In constructing diagnostic algorithms and/or calculating probabilities of myocardial infarction (MI) for patients being investigated for possible ACS in the emergency department I have noticed that there is a wide range of prevalences of MI (~2 to 20%). My discussions with clinical specialists suggest that there are some differences because of cohort selection, but most difference is because of clinician behaviour (eg more likely to investigate if in a litigious culture) or health system (eg v low risk patients more likely to be cared for within primary care & not reach the ED). ie the assumption is that the true population prevalence of MI is similar (at least in Western countries), but that the population being assessed varies. The alluvial plots illustrate this.

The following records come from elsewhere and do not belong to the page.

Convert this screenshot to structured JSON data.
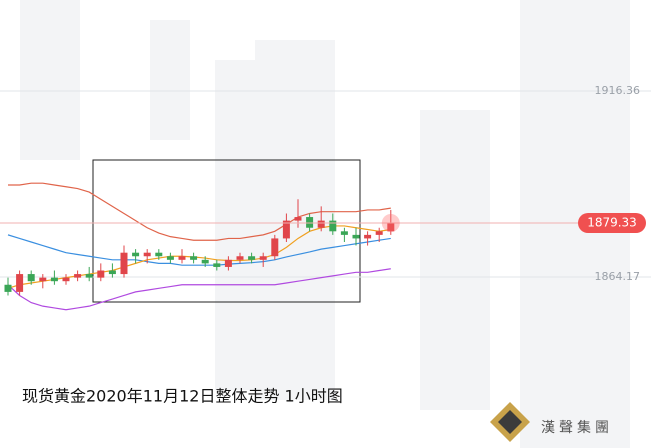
{
  "chart_data": {
    "type": "candlestick",
    "caption": "现货黄金2020年11月12日整体走势 1小时图",
    "logo": "漢聲集團",
    "ylim": [
      1816.2,
      1941.9
    ],
    "yticks": [
      1916.36,
      1864.17
    ],
    "last_price": 1879.33,
    "up_color": "#e0454a",
    "down_color": "#3aa656",
    "candles": [
      {
        "open": 1862,
        "high": 1864,
        "low": 1859,
        "close": 1860
      },
      {
        "open": 1860,
        "high": 1866,
        "low": 1859,
        "close": 1865
      },
      {
        "open": 1865,
        "high": 1866,
        "low": 1862,
        "close": 1863
      },
      {
        "open": 1863,
        "high": 1865,
        "low": 1861,
        "close": 1864
      },
      {
        "open": 1864,
        "high": 1866,
        "low": 1862,
        "close": 1863
      },
      {
        "open": 1863,
        "high": 1865,
        "low": 1862,
        "close": 1864
      },
      {
        "open": 1864,
        "high": 1866,
        "low": 1863,
        "close": 1865
      },
      {
        "open": 1865,
        "high": 1867,
        "low": 1863,
        "close": 1864
      },
      {
        "open": 1864,
        "high": 1868,
        "low": 1863,
        "close": 1866
      },
      {
        "open": 1866,
        "high": 1868,
        "low": 1864,
        "close": 1865
      },
      {
        "open": 1865,
        "high": 1873,
        "low": 1864,
        "close": 1871
      },
      {
        "open": 1871,
        "high": 1872,
        "low": 1868,
        "close": 1870
      },
      {
        "open": 1870,
        "high": 1872,
        "low": 1868,
        "close": 1871
      },
      {
        "open": 1871,
        "high": 1872,
        "low": 1869,
        "close": 1870
      },
      {
        "open": 1870,
        "high": 1871,
        "low": 1868,
        "close": 1869
      },
      {
        "open": 1869,
        "high": 1872,
        "low": 1868,
        "close": 1870
      },
      {
        "open": 1870,
        "high": 1871,
        "low": 1868,
        "close": 1869
      },
      {
        "open": 1869,
        "high": 1870,
        "low": 1867,
        "close": 1868
      },
      {
        "open": 1868,
        "high": 1869,
        "low": 1866,
        "close": 1867
      },
      {
        "open": 1867,
        "high": 1870,
        "low": 1866,
        "close": 1869
      },
      {
        "open": 1869,
        "high": 1871,
        "low": 1868,
        "close": 1870
      },
      {
        "open": 1870,
        "high": 1871,
        "low": 1868,
        "close": 1869
      },
      {
        "open": 1869,
        "high": 1871,
        "low": 1867,
        "close": 1870
      },
      {
        "open": 1870,
        "high": 1876,
        "low": 1869,
        "close": 1875
      },
      {
        "open": 1875,
        "high": 1882,
        "low": 1874,
        "close": 1880
      },
      {
        "open": 1880,
        "high": 1886,
        "low": 1878,
        "close": 1881
      },
      {
        "open": 1881,
        "high": 1882,
        "low": 1877,
        "close": 1878
      },
      {
        "open": 1878,
        "high": 1884,
        "low": 1877,
        "close": 1880
      },
      {
        "open": 1880,
        "high": 1882,
        "low": 1876,
        "close": 1877
      },
      {
        "open": 1877,
        "high": 1878,
        "low": 1874,
        "close": 1876
      },
      {
        "open": 1876,
        "high": 1878,
        "low": 1873,
        "close": 1875
      },
      {
        "open": 1875,
        "high": 1877,
        "low": 1873,
        "close": 1876
      },
      {
        "open": 1876,
        "high": 1878,
        "low": 1874,
        "close": 1877
      },
      {
        "open": 1877,
        "high": 1883,
        "low": 1876,
        "close": 1879.33
      }
    ],
    "series": [
      {
        "color": "#e0644a",
        "values": [
          1890,
          1890,
          1890.5,
          1890.5,
          1890,
          1889.5,
          1889,
          1888,
          1886,
          1884,
          1882,
          1880,
          1878,
          1876.5,
          1875.5,
          1875,
          1874.5,
          1874.5,
          1874.5,
          1875,
          1875,
          1875.5,
          1876,
          1877,
          1879,
          1881,
          1882,
          1882.5,
          1882.5,
          1882.5,
          1882.5,
          1883,
          1883,
          1883.5
        ]
      },
      {
        "color": "#3a8fe0",
        "values": [
          1876,
          1875,
          1874,
          1873,
          1872,
          1871,
          1870.5,
          1870,
          1869.5,
          1869,
          1869,
          1869,
          1868.5,
          1868,
          1868,
          1867.5,
          1867.5,
          1867.5,
          1867.5,
          1867.8,
          1868,
          1868.2,
          1868.5,
          1869,
          1869.8,
          1870.5,
          1871.2,
          1872,
          1872.5,
          1873,
          1873.5,
          1874,
          1874.5,
          1875
        ]
      },
      {
        "color": "#b04ae0",
        "values": [
          1862,
          1859,
          1857,
          1856,
          1855.5,
          1855,
          1855.5,
          1856,
          1857,
          1858,
          1859,
          1860,
          1860.5,
          1861,
          1861.5,
          1862,
          1862,
          1862,
          1862,
          1862,
          1862,
          1862,
          1862,
          1862,
          1862.5,
          1863,
          1863.5,
          1864,
          1864.5,
          1865,
          1865.5,
          1865.5,
          1866,
          1866.5
        ]
      },
      {
        "color": "#f0a020",
        "values": [
          1861,
          1862,
          1862.5,
          1863,
          1863.5,
          1864,
          1864.5,
          1865,
          1865.5,
          1866,
          1867,
          1868,
          1869,
          1869.5,
          1870,
          1870,
          1869.8,
          1869.5,
          1869,
          1868.8,
          1868.8,
          1869,
          1869.5,
          1870.5,
          1872.5,
          1875,
          1877,
          1878,
          1878.5,
          1878.5,
          1878,
          1877.5,
          1877,
          1877.5
        ]
      }
    ]
  }
}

The assumption is that in the low-prevalence population there are many more people with very low-risk of MI being assessed in ED that are not assessed in the high-prevalence population.
If we assume that the true population prevalence of MI is similar in both cases then when it comes to developing risk prediction models:
Would developing a risk prediction model in the high-prevalence population be more likely to be generalisable to the low-prevalence population but not vice versa? [my guess is “yes” but I may be wrong]
Under the assumption that the difference is in the numbers of very low-risk patients who don’t have MI, is there a way we can incorporate prevalence into a model or be used to adjust a model so as to improve calibration when a model is used in a cohort with a prevalence different from that in which it was derived?
Note - if we are to provide probabilities to clinicians instead of a diagnostic algorithm then we would expect that clinicians would use a very low (eg ~1%) probability to rule-out MI. However, I am concerned that if (as has been done) a model is developed and pre-specifies a decision probability threshold that this may not travel way.